Assuming two functions are the same

Question

If we know the following: $$\int_a^b f(x) \,dx= k$$ and: $$\int_a^b g(x) \,dx= k$$ Can we deduce that $f(x) = g(x)$? If not, could someone find me an example where the above is the case and $f(x)$ does not equal $g(x)$? Thanks in advance.

Answer 1

$$\int_0^{\pi} \cos x \, \mathrm dx = 0 \quad \text{and} \quad \int_0^\pi 0 \, \mathrm dx=0,$$ (so $a=0$, $b=\pi$, $k=0$, $f(x) = \cos x$ and $g(x) =0$), but $\cos x \ne 0$ so $$f(x) \ne g(x).$$ There are many, many other examples. There is no reason that because the area under the graph of two functions is the same between two points, that they should be the same function.

Edit: I assume here that $a$ and $b$ are fixed. Please see the other answers to this question if they aren't!

Answer 2

The problem doesn't say whether $a$ and $b$ are existentially or universally quantified. If we assume the latter, and something more about $f$ and $g$, we can assert:

Claim: If $f$ and $g$ are continuous functions and $$\int_a^b f(x)\,dx = \int_a^b g(x)\,dx$$ for all real numbers $a < b$, then $f(x) = g(x)$ for all $x$.

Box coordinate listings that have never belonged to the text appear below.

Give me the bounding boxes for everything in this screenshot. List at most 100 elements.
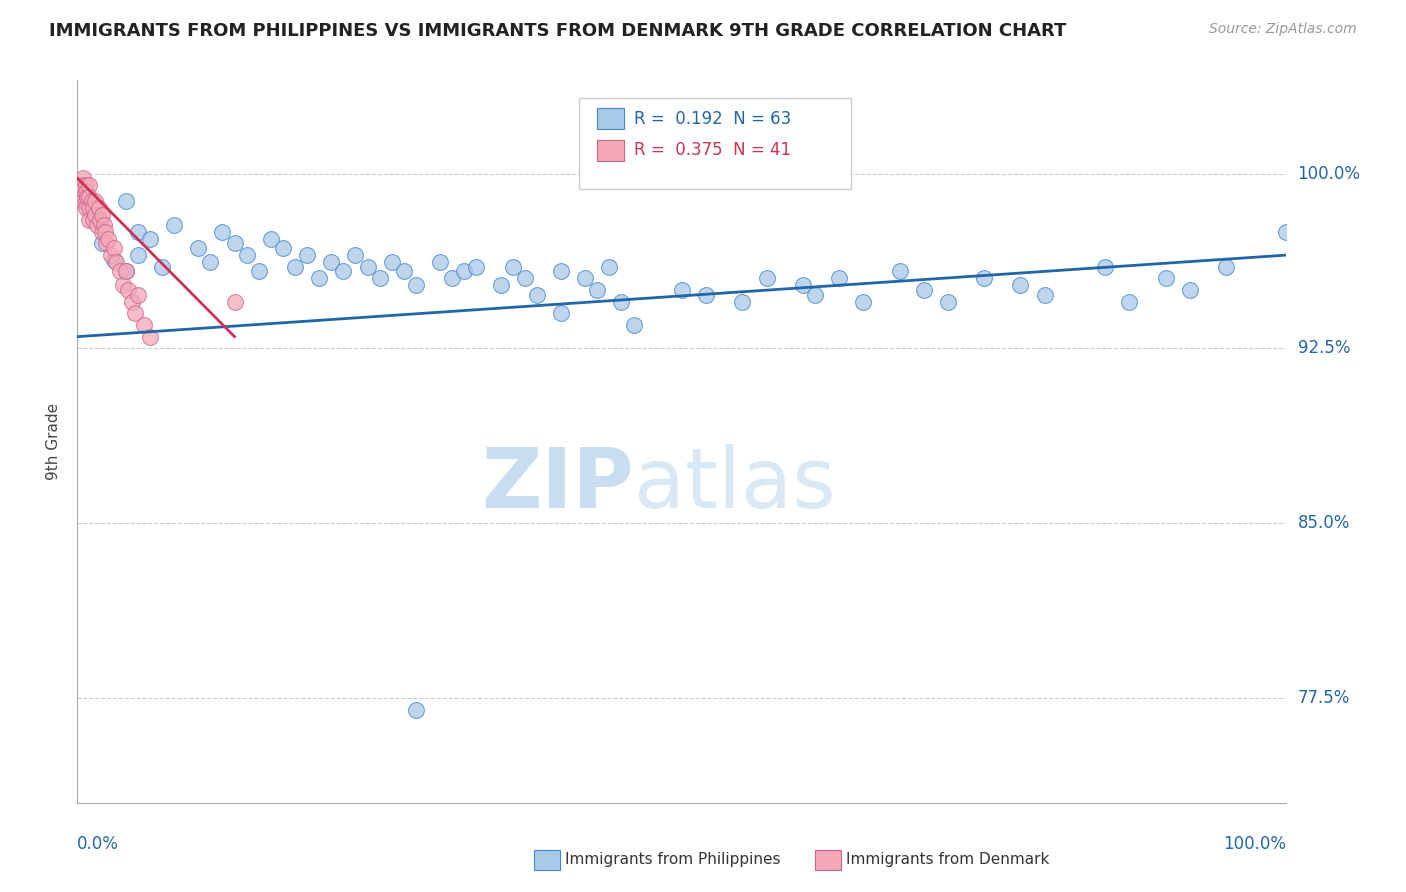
Point (852, 294, 875, 309)
Point (247, 264, 270, 278)
Point (405, 702, 427, 716)
Text: IMMIGRANTS FROM PHILIPPINES VS IMMIGRANTS FROM DENMARK 9TH GRADE CORRELATION CHA: IMMIGRANTS FROM PHILIPPINES VS IMMIGRANT… (49, 22, 1067, 40)
Text: 85.0%: 85.0% (1298, 514, 1350, 533)
Point (124, 306, 146, 320)
Point (321, 255, 343, 269)
Point (828, 271, 851, 285)
Point (623, 318, 645, 332)
Point (574, 271, 596, 285)
Point (187, 241, 209, 255)
Point (127, 287, 149, 301)
Point (695, 287, 717, 301)
Point (117, 283, 139, 297)
Point (586, 283, 609, 297)
Point (1094, 260, 1116, 274)
Point (1010, 278, 1032, 293)
Text: Immigrants from Denmark: Immigrants from Denmark (846, 853, 1050, 867)
Point (127, 225, 149, 239)
Point (356, 260, 378, 274)
FancyBboxPatch shape (598, 108, 624, 129)
Point (284, 260, 307, 274)
Point (332, 264, 354, 278)
Point (1178, 283, 1201, 297)
Point (610, 294, 633, 309)
Point (80, 194, 103, 209)
Point (94, 225, 117, 239)
Point (513, 271, 536, 285)
Point (465, 260, 488, 274)
Y-axis label: 9th Grade: 9th Grade (46, 403, 62, 480)
Point (79, 190, 101, 204)
Point (72, 171, 94, 186)
Point (112, 278, 135, 293)
Text: 100.0%: 100.0% (1223, 835, 1286, 854)
Point (96, 236, 118, 251)
Point (84, 209, 107, 223)
Point (114, 194, 136, 209)
Point (76, 190, 98, 204)
Text: R =  0.375  N = 41: R = 0.375 N = 41 (634, 141, 790, 160)
Text: 0.0%: 0.0% (77, 835, 120, 854)
Text: 92.5%: 92.5% (1298, 339, 1350, 358)
Point (72, 183, 94, 197)
Point (90, 209, 112, 223)
Point (489, 278, 512, 293)
Point (132, 318, 155, 332)
Point (105, 255, 128, 269)
Text: ZIP: ZIP (481, 444, 634, 525)
Point (671, 283, 693, 297)
Text: R =  0.192  N = 63: R = 0.192 N = 63 (634, 110, 790, 128)
Point (502, 260, 524, 274)
Text: Immigrants from Philippines: Immigrants from Philippines (565, 853, 780, 867)
Point (1154, 271, 1177, 285)
Point (72, 178, 94, 193)
Point (86, 218, 108, 232)
Point (150, 260, 173, 274)
Point (139, 329, 162, 343)
Text: 77.5%: 77.5% (1298, 689, 1350, 707)
Point (108, 264, 131, 278)
Text: 100.0%: 100.0% (1298, 164, 1361, 183)
Point (84, 194, 107, 209)
Point (889, 264, 911, 278)
Point (550, 264, 572, 278)
Point (90, 236, 112, 251)
Text: Source: ZipAtlas.com: Source: ZipAtlas.com (1209, 22, 1357, 37)
Point (1275, 225, 1298, 239)
Point (344, 248, 367, 262)
Point (381, 255, 404, 269)
Point (75, 194, 97, 209)
Point (93, 218, 115, 232)
Point (973, 271, 995, 285)
Point (72, 190, 94, 204)
Point (308, 271, 330, 285)
Point (792, 278, 814, 293)
Point (211, 225, 233, 239)
Point (392, 264, 415, 278)
Point (114, 264, 136, 278)
Point (100, 248, 122, 262)
Point (75, 185, 97, 199)
Point (79, 202, 101, 216)
Point (224, 294, 246, 309)
Point (127, 248, 149, 262)
Point (368, 271, 391, 285)
Point (139, 232, 162, 246)
Point (121, 294, 143, 309)
Point (200, 255, 222, 269)
Point (260, 232, 283, 246)
Point (79, 178, 101, 193)
Point (96, 232, 118, 246)
Point (224, 236, 246, 251)
Point (90, 225, 112, 239)
Point (1118, 294, 1140, 309)
Point (1033, 287, 1056, 301)
Point (295, 248, 318, 262)
Point (405, 278, 427, 293)
Point (598, 260, 620, 274)
Point (755, 271, 778, 285)
Point (453, 264, 475, 278)
Point (429, 255, 451, 269)
Text: atlas: atlas (634, 444, 835, 525)
Point (114, 264, 136, 278)
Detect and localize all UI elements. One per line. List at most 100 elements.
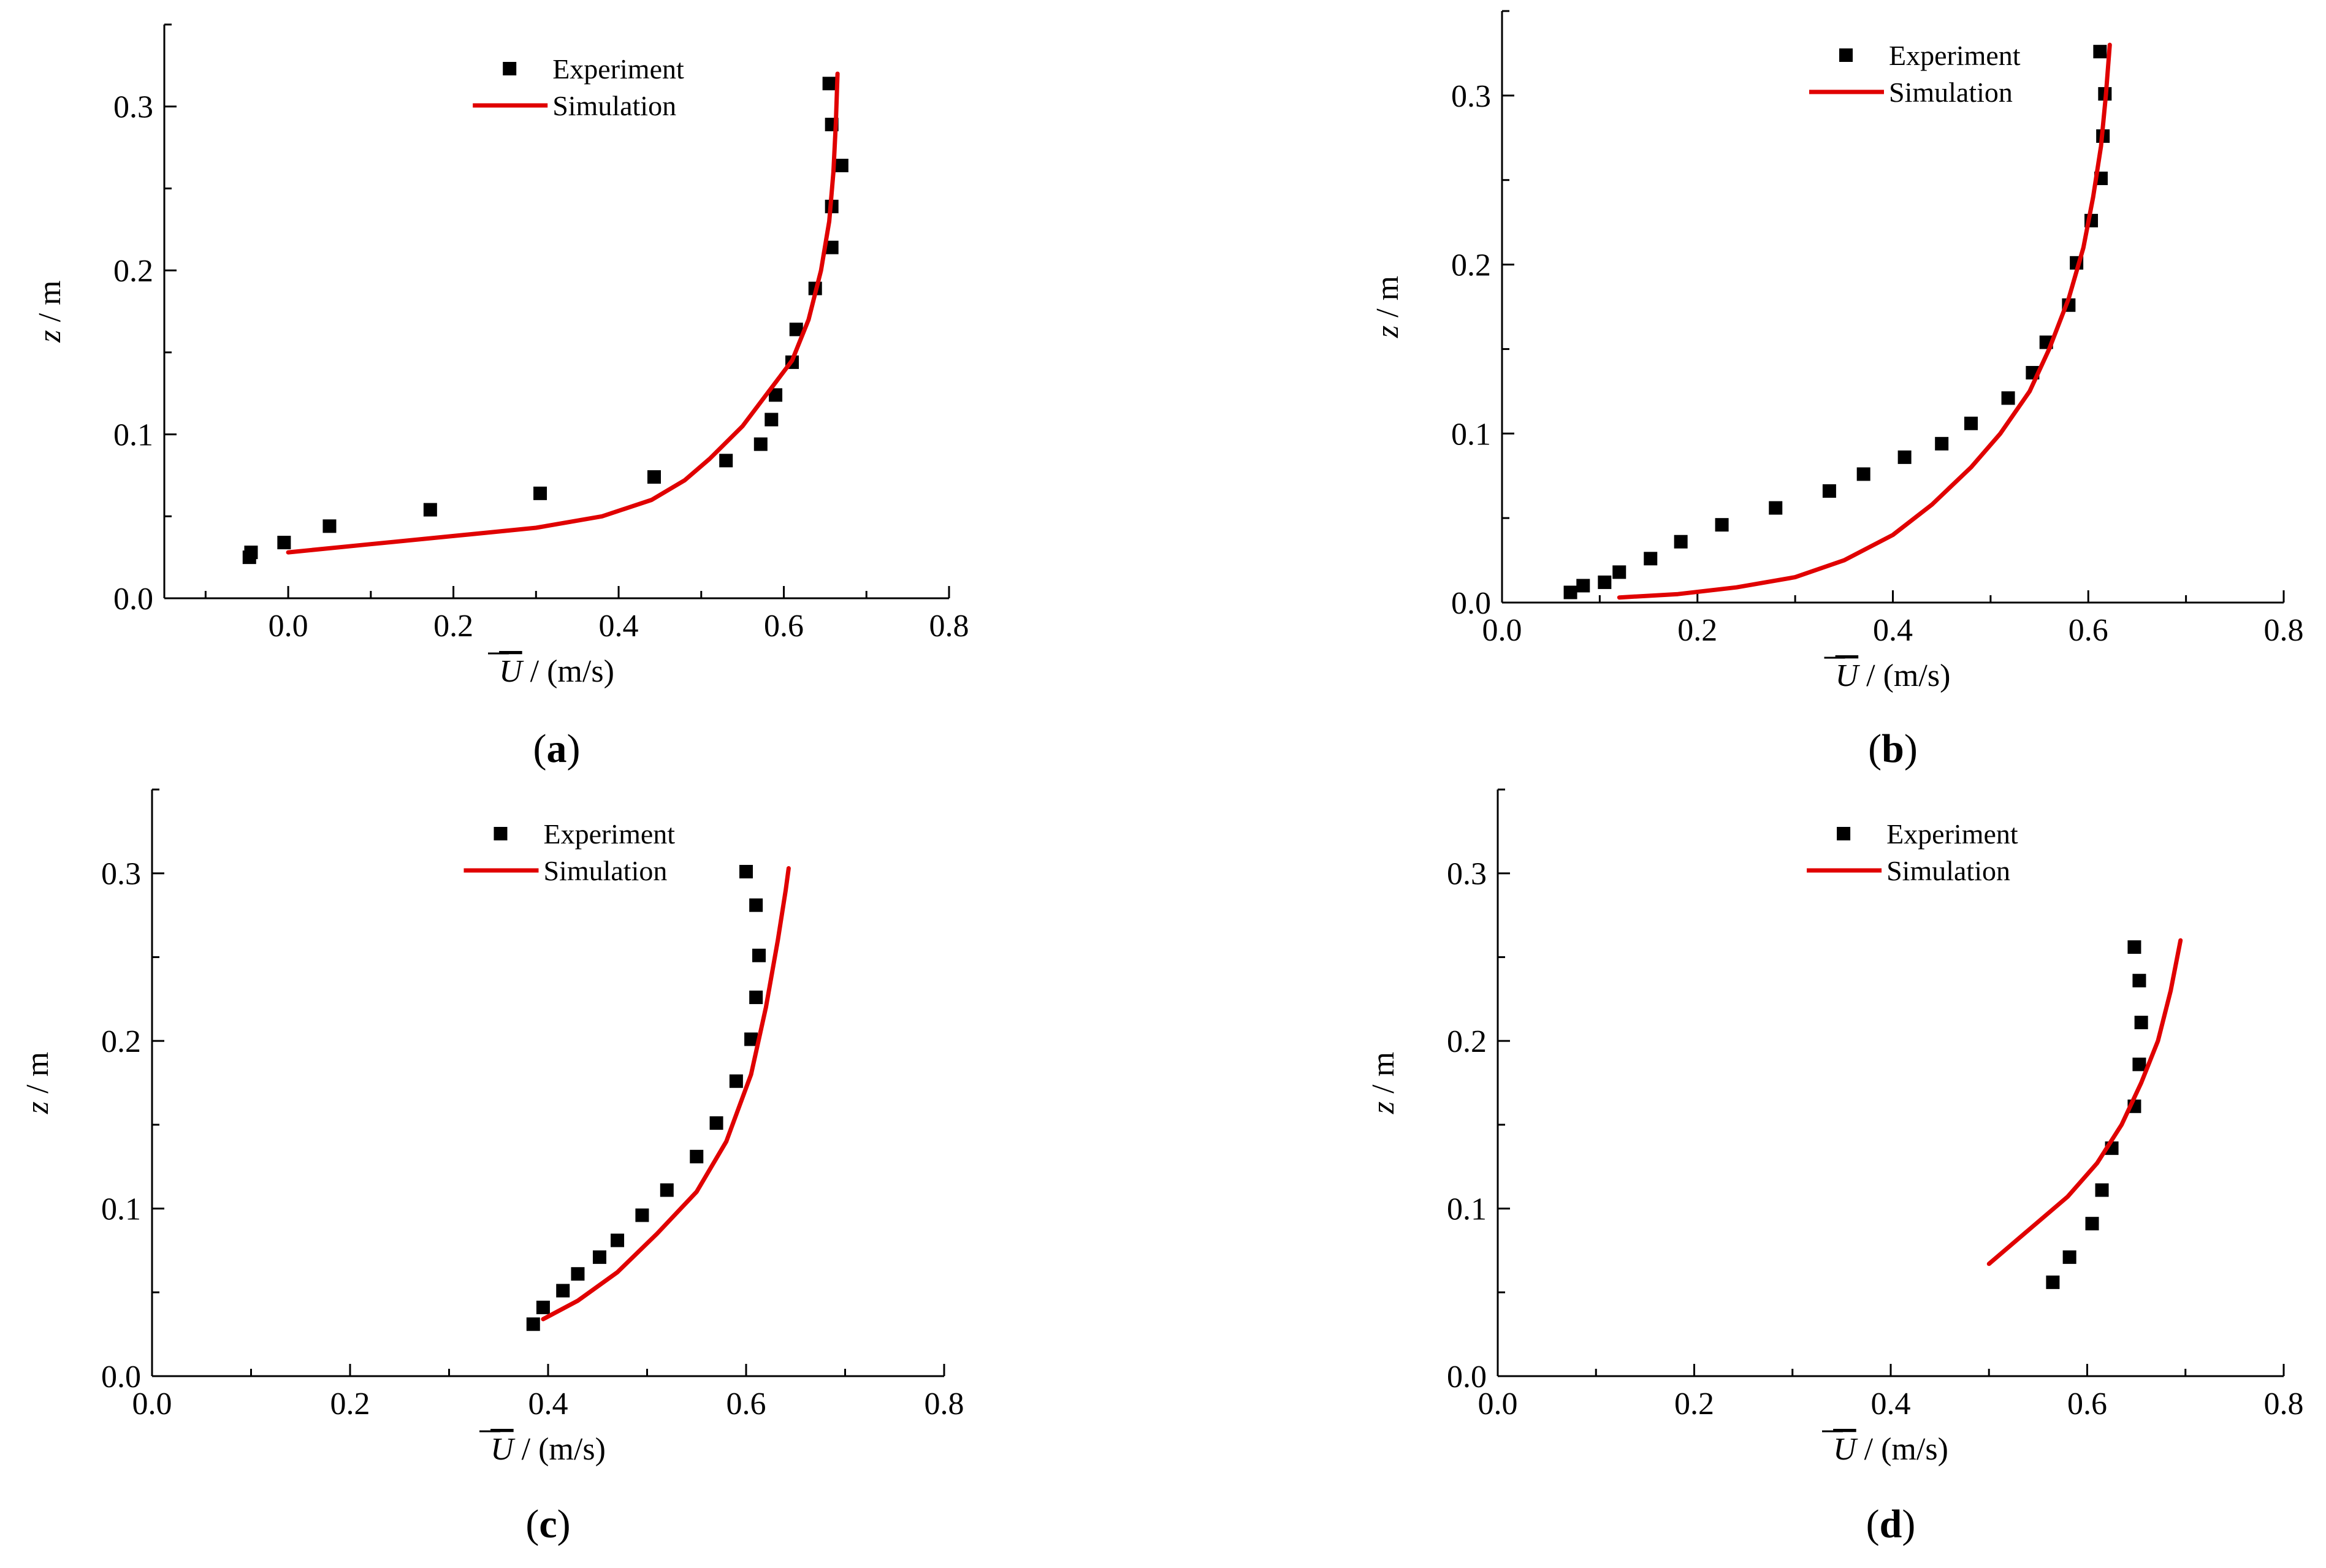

To prove this, it is enough to show: If $h$ is continuous and $\int_a^b h(x)\,dx = 0$ for all $a < b$, then $h(x) = 0$ for all $x$.

To prove this, it is enough to show the contrapositive: If $f$ is continuous, and there exists $x_0$ such that $f(x_0) \neq 0$, then there exist real numbers $a < b $ such that $\int_a^b f(x)\,dx \neq 0$.

And finally, it is enough to show that: If $f$ is continuous, and there exists $x_0$ such that $f(x_0) > 0$, then there exist real numbers $a< b$ such that $\int_a^b f(x)\,dx > 0$.

The gist of the argument is that: if $f$ is continuous, and positive at a point, it is positive on an open interval around that point. The integral of $f$ over that interval must be positive.

Here is the formal proof: Let $\epsilon = f(x_0)/2$. There exists $\delta$ such that $|f(x) - f(x_0)| < \epsilon$ when $|x-x_0| < \delta$. Let $a =x_0 - \delta/2$ and $b = x_0 + \delta/2$. Then $f(x) > f(x_0)/2$ for all $x$ in $[a,b]$. So $$\int_a^b f(x) > (f(x_0)/2) \cdot (b-a) = \frac{f(x_0)}{2}\cdot \delta$$

Notice how the proof breaks down without the continuity assumption. The function $f$ which is $1$ at $x=0$ and $0$ elsewhere has $f(0) > 0$, but for all $a < b$, $\int_a^b f(x)\,dx = 0$.

Answer 3

Counterexample:

\begin{align} 1=\int_{0}^{1}dx=\int_{0}^{1}(2x)dx \end{align}

and

\begin{align} f(x)=1\ne g(x)=2x \end{align}

Answer 4

No and here’s a way to intuit why (note: this is not a proof or mathematically rigorous argument, just an aid in understanding intuitively why the answer is what it is):

The mean of a continuous function over an interval is calculated as the definite integral over the interval divided by the length of that interval. So saying two functions have the same integral over a non-zero length interval is identical to saying they share the same mean over that interval. And the mean of a continuous function doesn’t uniquely identify it. For example consider how many different continuous functions you could construct that have mean zero over some non-zero length interval. For a real-life analogy courtesy of @AmateurDotCounter, imagine you have two mountain ranges that have the same average (mean) height. Does this mean the two mountain ranges have exactly the same shape?

So just because two functions have the same definite integral over the same interval doesn’t mean they’re the same function. It’s also the intuition behind the counter-examples that have been provided in other answers: each function in such a pair share the same mean and thus the same integral over some non-zero length interval.

Note: in my answer I assume that OP means that there exists an interval [a,b] such that the integrals of the two functions over that interval are equal.